By being immersed in a hot ambient, you can't use that very ambient as the cold side in order to extract energy from it, so you can't possibly build a device that is powered solely on the heat of the environment it is immersed in.
That is one half of the problem. The other is: if we could extract energy from the environmental temperature, we would certainly not radiate it away to space: we would use it as electricity, power our cars, planes, and would never need fossil fuels again.
Fossil fuel based energy is very inefficient; the amount of heat wasted exceeds that which gets used. In addition global heating from enhanced greenhouse effect is adding heat at rates estimated at around 100 times that from total waste heat. In order to get zero global heating (whilst continuing to burn fossil fuels) by collecting heat and sending it to space requires collecting in excess of a hundred times more energy than human economies are currently using as well as developing and building and operating the technology to send all that heat somewhere else, ie to space.
That is effectively impossible, but developing a means to utilise low grade heat for energy generation could significantly aid the displacement fossil fuel burning, that would reduce global heating by that factor of a hundred. Technology for turning low grade heat into higher grade energy exists - eg Stirling engines - but they are not cost effective. Some other tantalising possibilities do exist, such as Nantennas aka Optical Rectennas.
However, effective low emissions energy options that reduce fossil fuel use and the enhanced greenhouse warming and that are cost effective already exist; I think those should be the primary focus of our current response to global warming.
The problem with turning many forms of waste heat into other forms of energy by conventional (heat engine) methods is that significant temperature differences are needed - and that the temperatures making up the differences are counted from absolute zero (0 Kelvin). Only if that ratio is large, you get an efficient conversion. For example, if you look at the waste heat from a computer CPU, it might be at 340 Kelvin, 40 degrees Kelvin (Kelvins are absolute-zero-referenced centigrades for you Fahrenheit types) over an ambient temperature of, 300 Kelvin. You can't force the heat to build up to much higher levels since you will damage the CPU. The efficiency of a heat engine trying to make anything useful of this situation would be 40K/340K*100% = drumroll ... 11%. Hardly WORTH trying to recover.
This is because Carnot, one of the patron bastards of physics, made that the law in 1824, and no one repealed it yet.
This does not apply to heat radiation, which isn't heat per se but heat that has already been converted into long wave infrared light, which gets converted back into heat if it hits something. It can indeed be relayed at will by lenses, mirrors and prisms made of the appropriate materials (not: run of the mill window or optical glass!). Unfortunately, creating significant heat radiation is also something that takes high temperatures....
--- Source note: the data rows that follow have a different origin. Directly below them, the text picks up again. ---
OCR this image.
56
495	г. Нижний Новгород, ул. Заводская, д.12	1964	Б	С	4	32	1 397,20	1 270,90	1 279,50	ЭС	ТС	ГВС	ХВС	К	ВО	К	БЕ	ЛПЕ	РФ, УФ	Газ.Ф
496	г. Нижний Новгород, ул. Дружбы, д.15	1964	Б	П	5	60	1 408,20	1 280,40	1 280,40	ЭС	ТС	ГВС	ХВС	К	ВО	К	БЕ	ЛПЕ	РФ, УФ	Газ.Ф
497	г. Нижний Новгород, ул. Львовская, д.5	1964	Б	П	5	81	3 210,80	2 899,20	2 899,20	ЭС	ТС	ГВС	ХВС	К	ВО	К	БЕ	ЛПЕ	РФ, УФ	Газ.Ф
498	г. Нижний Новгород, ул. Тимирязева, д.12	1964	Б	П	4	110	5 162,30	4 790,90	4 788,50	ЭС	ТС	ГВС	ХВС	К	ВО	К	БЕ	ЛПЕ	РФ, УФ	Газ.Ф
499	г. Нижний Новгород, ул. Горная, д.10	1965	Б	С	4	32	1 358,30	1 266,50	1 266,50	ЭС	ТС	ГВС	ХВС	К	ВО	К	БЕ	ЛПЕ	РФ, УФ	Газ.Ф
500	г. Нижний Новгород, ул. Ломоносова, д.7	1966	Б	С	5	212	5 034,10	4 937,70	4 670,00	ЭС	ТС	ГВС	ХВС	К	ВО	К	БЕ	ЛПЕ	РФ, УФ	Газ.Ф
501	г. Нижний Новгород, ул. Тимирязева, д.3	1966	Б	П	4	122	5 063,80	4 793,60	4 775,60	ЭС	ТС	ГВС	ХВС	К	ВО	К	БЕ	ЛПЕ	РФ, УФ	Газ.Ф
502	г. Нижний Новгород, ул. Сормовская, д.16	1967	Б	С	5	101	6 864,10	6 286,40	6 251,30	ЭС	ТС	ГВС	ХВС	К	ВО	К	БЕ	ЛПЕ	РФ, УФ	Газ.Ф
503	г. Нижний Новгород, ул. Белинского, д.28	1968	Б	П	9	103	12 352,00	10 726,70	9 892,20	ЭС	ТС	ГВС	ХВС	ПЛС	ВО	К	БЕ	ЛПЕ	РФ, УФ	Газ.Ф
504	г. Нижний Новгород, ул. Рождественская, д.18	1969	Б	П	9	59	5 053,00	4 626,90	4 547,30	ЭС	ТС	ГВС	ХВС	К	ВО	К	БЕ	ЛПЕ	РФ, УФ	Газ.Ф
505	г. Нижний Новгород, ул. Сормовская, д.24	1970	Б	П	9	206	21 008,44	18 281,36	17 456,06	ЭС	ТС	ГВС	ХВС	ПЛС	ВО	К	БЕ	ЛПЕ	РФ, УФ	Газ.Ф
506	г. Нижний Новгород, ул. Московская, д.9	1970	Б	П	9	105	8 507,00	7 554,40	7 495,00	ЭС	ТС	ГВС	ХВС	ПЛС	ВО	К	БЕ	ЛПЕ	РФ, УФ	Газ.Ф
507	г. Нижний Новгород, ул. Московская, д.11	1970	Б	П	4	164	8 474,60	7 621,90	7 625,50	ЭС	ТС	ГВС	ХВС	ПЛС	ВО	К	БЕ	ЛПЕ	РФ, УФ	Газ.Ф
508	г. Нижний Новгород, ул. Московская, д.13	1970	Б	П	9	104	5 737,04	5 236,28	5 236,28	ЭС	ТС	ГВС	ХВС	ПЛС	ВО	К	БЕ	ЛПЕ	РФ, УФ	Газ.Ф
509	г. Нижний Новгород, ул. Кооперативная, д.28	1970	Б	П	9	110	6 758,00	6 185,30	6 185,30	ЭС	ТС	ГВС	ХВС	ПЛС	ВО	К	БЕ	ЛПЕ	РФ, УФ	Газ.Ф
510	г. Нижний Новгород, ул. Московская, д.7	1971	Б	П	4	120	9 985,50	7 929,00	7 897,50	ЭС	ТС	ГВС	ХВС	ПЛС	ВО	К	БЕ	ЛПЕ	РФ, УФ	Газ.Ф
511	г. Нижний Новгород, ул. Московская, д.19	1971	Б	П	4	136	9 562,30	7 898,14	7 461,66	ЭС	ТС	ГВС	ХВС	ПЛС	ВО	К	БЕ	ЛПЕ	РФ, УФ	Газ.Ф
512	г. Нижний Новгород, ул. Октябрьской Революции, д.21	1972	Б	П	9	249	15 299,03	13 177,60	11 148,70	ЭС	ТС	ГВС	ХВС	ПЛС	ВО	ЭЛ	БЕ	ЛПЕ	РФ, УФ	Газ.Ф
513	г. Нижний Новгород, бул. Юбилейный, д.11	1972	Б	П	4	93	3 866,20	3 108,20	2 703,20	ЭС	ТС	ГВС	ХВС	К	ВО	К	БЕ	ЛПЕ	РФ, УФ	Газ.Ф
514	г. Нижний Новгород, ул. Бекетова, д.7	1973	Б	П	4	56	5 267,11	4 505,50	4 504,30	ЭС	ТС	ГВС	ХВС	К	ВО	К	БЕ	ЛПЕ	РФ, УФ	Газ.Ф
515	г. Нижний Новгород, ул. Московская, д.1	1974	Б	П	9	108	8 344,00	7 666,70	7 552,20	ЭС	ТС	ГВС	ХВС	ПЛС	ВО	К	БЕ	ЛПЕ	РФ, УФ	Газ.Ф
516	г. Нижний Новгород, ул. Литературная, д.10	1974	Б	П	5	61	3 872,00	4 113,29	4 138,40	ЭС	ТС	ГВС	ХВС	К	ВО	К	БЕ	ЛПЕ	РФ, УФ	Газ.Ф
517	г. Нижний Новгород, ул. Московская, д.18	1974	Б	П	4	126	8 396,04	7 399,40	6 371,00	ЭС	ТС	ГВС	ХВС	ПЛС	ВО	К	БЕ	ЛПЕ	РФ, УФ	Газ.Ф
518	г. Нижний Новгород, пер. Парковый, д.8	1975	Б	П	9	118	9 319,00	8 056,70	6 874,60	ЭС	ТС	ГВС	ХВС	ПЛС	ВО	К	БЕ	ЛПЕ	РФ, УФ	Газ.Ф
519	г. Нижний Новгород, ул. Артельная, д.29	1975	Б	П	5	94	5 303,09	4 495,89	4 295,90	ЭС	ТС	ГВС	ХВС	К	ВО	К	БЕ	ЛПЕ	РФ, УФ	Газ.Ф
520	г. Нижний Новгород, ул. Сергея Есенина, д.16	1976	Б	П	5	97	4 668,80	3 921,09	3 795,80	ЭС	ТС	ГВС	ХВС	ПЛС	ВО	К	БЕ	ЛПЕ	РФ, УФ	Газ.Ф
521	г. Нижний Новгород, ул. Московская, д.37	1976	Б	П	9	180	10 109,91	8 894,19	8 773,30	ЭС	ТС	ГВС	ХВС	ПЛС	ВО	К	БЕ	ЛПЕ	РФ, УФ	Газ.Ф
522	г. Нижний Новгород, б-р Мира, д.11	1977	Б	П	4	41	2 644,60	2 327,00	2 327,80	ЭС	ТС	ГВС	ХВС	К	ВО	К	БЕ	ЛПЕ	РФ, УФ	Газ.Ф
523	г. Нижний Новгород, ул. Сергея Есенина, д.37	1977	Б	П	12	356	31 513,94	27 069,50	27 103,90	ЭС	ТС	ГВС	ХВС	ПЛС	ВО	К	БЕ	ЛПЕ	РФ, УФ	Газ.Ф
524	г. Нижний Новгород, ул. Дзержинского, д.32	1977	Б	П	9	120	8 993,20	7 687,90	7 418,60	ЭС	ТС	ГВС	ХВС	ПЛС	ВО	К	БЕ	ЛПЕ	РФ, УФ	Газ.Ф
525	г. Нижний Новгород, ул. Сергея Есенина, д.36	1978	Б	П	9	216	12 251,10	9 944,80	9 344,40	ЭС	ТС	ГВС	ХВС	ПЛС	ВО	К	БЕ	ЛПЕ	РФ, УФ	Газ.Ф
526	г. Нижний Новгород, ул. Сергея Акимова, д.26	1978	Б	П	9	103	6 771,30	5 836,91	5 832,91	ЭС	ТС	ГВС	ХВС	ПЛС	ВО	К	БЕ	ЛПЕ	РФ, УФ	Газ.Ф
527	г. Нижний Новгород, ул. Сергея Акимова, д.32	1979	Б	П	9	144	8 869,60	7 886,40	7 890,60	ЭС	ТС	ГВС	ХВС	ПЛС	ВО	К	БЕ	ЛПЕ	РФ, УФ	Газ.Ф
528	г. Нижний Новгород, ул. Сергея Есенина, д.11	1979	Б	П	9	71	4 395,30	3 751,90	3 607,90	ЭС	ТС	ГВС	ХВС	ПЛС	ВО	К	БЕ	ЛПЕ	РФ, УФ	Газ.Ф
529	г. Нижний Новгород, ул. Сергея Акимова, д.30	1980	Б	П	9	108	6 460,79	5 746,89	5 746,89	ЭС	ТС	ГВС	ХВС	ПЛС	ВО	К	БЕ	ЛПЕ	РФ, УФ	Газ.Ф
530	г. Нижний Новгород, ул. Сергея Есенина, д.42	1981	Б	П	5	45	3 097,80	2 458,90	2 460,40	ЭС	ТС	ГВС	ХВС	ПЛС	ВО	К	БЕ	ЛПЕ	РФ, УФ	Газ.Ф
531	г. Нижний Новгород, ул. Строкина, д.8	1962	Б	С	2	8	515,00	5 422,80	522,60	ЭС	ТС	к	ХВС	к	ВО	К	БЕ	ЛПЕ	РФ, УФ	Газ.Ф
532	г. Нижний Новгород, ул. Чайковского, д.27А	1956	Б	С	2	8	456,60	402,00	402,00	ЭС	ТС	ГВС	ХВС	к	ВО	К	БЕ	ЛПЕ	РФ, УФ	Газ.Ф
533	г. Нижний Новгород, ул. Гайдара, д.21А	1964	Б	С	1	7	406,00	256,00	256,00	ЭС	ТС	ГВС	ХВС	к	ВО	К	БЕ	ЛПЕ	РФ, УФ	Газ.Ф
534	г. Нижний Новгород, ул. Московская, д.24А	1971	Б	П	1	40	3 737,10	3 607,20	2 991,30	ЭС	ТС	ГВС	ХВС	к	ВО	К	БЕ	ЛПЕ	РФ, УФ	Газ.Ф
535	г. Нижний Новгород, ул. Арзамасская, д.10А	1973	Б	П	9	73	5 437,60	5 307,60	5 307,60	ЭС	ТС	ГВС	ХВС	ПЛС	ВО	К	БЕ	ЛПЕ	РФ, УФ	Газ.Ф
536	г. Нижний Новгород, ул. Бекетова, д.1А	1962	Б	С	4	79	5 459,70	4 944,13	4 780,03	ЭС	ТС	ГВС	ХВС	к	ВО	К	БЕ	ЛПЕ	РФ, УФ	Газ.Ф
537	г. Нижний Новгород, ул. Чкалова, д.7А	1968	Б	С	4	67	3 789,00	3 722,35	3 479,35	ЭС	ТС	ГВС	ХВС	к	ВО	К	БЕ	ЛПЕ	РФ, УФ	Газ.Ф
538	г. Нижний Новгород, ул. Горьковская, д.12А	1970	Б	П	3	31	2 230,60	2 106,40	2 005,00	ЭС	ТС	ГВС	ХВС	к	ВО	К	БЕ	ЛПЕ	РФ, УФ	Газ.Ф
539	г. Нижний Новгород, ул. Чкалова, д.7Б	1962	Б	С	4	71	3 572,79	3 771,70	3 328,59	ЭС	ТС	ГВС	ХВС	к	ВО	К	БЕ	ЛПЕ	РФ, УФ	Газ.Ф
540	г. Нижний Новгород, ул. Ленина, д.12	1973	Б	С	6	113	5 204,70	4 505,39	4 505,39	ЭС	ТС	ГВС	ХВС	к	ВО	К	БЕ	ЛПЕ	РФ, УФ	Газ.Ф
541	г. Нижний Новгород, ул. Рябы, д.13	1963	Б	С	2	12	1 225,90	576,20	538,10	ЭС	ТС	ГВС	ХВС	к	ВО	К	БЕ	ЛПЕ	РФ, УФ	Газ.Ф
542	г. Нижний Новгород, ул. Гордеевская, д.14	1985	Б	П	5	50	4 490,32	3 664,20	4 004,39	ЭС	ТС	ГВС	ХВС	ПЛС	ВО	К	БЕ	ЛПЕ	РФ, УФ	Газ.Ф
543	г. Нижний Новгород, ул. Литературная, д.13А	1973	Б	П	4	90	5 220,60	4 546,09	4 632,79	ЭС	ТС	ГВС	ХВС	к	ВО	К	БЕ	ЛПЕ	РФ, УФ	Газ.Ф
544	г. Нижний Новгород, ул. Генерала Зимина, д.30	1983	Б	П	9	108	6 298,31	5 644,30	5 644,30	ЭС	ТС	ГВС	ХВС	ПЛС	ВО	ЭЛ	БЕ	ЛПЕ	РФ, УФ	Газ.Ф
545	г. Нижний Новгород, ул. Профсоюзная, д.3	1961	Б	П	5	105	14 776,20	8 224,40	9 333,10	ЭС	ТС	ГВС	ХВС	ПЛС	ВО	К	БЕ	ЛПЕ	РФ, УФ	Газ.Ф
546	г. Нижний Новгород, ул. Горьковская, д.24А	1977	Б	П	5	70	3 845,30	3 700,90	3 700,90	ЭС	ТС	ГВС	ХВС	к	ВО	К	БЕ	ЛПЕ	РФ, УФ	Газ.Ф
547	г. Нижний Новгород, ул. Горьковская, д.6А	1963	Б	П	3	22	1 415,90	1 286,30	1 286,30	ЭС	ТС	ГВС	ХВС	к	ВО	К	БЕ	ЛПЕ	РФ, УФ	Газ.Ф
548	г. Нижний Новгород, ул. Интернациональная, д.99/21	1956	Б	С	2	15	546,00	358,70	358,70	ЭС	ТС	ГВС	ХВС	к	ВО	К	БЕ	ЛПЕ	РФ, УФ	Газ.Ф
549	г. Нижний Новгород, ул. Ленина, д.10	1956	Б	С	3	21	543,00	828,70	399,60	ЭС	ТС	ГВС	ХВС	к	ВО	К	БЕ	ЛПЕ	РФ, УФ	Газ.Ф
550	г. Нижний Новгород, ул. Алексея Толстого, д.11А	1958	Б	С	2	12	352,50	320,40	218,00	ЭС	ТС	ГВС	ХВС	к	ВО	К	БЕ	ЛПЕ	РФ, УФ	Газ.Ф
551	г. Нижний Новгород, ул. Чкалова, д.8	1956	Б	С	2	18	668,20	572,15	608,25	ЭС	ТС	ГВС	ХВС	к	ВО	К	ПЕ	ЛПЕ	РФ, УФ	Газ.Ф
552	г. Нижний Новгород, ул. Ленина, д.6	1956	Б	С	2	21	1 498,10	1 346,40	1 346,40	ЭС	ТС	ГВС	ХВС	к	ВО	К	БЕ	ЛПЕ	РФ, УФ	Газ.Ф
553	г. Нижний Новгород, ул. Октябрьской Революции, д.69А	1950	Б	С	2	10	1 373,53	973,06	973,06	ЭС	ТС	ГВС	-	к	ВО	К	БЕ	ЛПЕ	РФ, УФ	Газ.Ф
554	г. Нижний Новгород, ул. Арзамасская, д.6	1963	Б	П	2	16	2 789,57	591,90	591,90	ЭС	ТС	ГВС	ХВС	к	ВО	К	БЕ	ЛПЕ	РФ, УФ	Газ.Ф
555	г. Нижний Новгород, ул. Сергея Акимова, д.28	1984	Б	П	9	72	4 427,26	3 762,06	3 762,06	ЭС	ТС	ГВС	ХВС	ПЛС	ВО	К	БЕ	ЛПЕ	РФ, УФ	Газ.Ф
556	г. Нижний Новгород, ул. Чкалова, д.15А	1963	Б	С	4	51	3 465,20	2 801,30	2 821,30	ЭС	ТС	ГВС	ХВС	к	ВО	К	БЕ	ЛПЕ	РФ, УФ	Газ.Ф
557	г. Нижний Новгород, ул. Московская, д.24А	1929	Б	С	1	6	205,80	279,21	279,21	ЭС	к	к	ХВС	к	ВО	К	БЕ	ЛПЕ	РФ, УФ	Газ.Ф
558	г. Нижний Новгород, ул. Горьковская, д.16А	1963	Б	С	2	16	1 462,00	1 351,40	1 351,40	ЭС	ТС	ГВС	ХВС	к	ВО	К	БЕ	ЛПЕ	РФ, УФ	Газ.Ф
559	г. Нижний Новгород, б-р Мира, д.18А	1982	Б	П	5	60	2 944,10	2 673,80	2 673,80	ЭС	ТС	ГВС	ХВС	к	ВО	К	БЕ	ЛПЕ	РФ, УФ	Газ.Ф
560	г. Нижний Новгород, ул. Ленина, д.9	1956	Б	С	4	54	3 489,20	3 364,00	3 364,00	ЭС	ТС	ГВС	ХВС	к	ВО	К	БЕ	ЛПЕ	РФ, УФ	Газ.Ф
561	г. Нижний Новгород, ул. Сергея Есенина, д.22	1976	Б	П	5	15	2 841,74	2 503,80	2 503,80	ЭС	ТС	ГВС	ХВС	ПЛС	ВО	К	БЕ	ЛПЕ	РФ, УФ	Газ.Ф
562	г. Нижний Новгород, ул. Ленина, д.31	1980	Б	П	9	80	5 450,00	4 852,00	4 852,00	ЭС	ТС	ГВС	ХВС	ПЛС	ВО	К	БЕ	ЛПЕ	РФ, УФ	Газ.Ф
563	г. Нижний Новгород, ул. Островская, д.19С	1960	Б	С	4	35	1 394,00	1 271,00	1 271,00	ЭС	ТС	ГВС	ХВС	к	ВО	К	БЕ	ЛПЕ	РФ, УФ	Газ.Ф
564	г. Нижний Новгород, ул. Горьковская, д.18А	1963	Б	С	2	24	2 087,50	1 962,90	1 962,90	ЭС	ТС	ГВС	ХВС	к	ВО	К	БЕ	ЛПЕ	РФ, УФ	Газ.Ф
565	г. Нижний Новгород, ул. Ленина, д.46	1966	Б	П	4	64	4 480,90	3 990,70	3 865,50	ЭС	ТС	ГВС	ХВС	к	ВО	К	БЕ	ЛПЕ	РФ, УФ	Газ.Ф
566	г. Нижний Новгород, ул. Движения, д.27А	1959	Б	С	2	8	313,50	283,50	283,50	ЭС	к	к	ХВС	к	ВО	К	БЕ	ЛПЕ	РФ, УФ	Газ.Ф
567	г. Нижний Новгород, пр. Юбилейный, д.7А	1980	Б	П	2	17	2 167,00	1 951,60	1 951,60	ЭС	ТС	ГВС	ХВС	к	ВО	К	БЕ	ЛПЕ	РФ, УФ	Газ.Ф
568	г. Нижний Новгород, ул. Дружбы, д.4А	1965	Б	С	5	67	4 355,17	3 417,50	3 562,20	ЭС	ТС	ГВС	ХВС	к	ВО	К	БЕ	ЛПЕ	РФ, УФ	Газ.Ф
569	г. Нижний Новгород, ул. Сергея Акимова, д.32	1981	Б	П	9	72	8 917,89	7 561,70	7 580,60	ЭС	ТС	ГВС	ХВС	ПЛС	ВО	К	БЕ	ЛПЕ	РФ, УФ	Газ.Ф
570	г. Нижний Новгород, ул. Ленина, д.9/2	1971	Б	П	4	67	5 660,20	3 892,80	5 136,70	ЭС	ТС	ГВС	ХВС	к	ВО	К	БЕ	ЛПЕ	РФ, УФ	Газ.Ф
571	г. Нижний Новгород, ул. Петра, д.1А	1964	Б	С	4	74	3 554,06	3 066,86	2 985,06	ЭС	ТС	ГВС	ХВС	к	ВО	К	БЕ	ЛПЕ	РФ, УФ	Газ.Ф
Well the most straight forward way to radiate sunlight into space is with a mirror.
But creating millions of square miles worth of mirrors sounds very expensive. Probably in the range of a 100s of Trillions of US dollars. If we got rid of all government spending we might be able to pay for it over the course of a 100 years or so.
Mankind does collect natural sources of heat and turn it into useful energy: heat pumps, solar arrays, geothermal etc, but it would be impossible to reduce global warming in this way. Most of the heat collected for useful purposes is in any case given back to the atmosphere when the energy is used. If you think about it, even wind farms are collecting solar energy, because it is the sun's heat which drives the winds. When the energy is used, it is re-converted into heat. As a physics student you should know this.